ABSTRACT

In contrast to the 1863 Carnarvon Committee, Gladstone’s Departmental Committee on Prisons 1 was not a child of panic, scandal or institutional breakdown. It grew instead out of a political mood and the well-timed campaigns and fortuitous interventions of several well-placed individuals. Administrative maladroitness and mishap played their part in the unfolding of events, as did accident. There is irony in the haphazard combination of circumstances which laid low Sir Edmund Du Cane’s official reputation and marked the end of his autocracy. He had constructed and finely tuned a machine based on a rationalistic philosophy.
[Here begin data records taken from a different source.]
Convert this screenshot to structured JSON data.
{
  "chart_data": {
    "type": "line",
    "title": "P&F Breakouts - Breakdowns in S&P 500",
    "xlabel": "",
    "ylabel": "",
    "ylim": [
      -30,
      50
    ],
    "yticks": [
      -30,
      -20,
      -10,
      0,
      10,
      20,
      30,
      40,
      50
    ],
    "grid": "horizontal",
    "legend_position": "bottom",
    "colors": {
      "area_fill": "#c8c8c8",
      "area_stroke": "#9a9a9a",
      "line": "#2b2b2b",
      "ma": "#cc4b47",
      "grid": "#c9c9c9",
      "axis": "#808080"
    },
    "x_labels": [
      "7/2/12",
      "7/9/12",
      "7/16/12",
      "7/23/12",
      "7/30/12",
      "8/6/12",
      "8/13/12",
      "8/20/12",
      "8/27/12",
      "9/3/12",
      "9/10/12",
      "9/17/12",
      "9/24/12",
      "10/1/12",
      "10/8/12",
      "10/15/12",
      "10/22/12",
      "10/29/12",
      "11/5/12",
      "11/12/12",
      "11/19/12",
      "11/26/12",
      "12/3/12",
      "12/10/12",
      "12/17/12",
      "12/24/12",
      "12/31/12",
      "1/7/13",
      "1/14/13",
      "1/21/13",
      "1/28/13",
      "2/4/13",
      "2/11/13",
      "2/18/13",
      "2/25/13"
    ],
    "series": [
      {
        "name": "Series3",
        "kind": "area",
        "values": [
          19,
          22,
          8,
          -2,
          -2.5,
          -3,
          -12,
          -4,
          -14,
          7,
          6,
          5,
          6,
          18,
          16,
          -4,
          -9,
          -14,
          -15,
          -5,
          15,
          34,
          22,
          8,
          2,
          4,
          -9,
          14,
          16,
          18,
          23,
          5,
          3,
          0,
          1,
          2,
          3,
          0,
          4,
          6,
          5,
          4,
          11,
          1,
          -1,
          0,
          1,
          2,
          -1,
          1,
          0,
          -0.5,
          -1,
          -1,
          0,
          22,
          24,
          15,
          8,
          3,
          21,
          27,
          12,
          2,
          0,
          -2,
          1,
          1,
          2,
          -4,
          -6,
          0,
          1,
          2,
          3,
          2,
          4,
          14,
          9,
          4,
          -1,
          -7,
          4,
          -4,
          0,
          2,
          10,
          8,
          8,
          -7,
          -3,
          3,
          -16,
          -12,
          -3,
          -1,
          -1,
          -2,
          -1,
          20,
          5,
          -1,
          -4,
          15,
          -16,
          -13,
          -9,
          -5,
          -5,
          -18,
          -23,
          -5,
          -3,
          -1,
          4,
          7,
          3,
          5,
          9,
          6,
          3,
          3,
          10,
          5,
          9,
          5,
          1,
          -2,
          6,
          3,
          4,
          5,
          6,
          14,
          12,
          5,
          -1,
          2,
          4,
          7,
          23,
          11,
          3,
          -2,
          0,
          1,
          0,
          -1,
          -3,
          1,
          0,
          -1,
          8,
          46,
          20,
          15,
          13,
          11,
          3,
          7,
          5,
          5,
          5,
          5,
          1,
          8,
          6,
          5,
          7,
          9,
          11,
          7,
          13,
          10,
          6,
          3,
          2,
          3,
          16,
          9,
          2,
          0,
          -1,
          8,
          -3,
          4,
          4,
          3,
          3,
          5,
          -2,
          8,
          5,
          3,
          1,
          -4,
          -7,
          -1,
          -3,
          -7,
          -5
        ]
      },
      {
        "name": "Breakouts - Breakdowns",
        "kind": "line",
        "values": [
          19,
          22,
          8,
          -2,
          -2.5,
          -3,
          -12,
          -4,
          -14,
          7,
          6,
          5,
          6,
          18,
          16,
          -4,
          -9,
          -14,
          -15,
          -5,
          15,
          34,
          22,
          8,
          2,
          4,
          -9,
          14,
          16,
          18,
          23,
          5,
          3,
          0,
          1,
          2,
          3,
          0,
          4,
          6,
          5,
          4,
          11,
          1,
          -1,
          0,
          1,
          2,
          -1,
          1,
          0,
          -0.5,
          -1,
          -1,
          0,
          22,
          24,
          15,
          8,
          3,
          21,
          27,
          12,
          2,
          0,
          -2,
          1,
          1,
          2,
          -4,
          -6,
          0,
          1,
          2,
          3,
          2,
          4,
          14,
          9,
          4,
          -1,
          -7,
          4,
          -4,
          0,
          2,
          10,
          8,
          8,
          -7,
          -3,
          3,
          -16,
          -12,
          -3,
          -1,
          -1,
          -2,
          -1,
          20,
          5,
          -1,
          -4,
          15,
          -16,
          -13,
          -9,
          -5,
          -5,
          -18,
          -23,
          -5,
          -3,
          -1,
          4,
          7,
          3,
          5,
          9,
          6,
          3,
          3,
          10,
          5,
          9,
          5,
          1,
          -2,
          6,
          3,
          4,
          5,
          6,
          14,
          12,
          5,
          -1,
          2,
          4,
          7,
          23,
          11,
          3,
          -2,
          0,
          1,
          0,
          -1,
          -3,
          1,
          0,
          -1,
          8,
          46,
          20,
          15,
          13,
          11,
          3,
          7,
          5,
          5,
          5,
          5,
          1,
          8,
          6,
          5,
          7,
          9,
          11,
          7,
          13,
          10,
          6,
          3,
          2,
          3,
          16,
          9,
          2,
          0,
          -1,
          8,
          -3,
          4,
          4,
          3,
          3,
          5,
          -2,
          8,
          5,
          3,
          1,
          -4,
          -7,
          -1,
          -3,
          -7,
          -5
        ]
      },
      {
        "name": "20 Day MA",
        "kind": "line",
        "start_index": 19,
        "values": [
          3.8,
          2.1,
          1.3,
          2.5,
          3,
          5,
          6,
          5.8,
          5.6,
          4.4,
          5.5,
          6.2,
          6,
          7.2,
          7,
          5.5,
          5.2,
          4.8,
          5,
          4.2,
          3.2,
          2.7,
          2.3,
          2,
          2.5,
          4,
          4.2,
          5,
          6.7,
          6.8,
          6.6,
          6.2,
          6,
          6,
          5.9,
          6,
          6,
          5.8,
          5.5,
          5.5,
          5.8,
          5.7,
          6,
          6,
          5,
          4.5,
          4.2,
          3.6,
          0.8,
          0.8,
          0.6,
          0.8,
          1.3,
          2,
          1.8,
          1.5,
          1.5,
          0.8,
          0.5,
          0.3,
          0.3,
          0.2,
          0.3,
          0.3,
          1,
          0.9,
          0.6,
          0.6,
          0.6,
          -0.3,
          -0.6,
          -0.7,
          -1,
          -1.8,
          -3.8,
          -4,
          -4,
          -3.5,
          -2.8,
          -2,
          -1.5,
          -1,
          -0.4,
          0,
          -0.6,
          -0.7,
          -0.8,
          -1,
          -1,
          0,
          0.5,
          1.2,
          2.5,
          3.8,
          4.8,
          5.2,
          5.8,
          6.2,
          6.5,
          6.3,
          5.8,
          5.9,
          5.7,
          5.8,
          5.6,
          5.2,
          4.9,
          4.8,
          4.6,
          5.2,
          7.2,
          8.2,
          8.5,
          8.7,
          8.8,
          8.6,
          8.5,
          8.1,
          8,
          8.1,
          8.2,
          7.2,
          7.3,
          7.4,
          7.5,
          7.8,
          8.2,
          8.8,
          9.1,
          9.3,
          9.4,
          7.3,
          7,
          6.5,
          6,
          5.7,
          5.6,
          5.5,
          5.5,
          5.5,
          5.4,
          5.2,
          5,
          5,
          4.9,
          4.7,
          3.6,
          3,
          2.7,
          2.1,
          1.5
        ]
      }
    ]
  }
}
The mechanism had been designed to mesh, to be a system, immune to criticisms of superfluity or arbitrariness. But the attack which Du Cane had to face, and from which he ignominiously fled, was successful because of the randomness of its targets and the disparate motives of those who mounted it. Not all the accusations were accurate or valid; some of the attackers’ inferences were insupportable; some of their methods were ham-fisted and unfair; and the motives of leading figures were far from pristine. There were further ironies in the amateur and inefficient way in which the departmental inquiry was conducted. Finally, some of the most important issues of policy and administration went unexplored, and a major portion of Du Cane’s heritage, repackaged for Edwardian consumption, was passed to posterity. Much of the superstructure of imprisonment in England a hundred years later followed the outline of the foundations laid by Carnarvon and Du Cane, left surprisingly undisturbed by successive generations of politicians, administrators and reformers.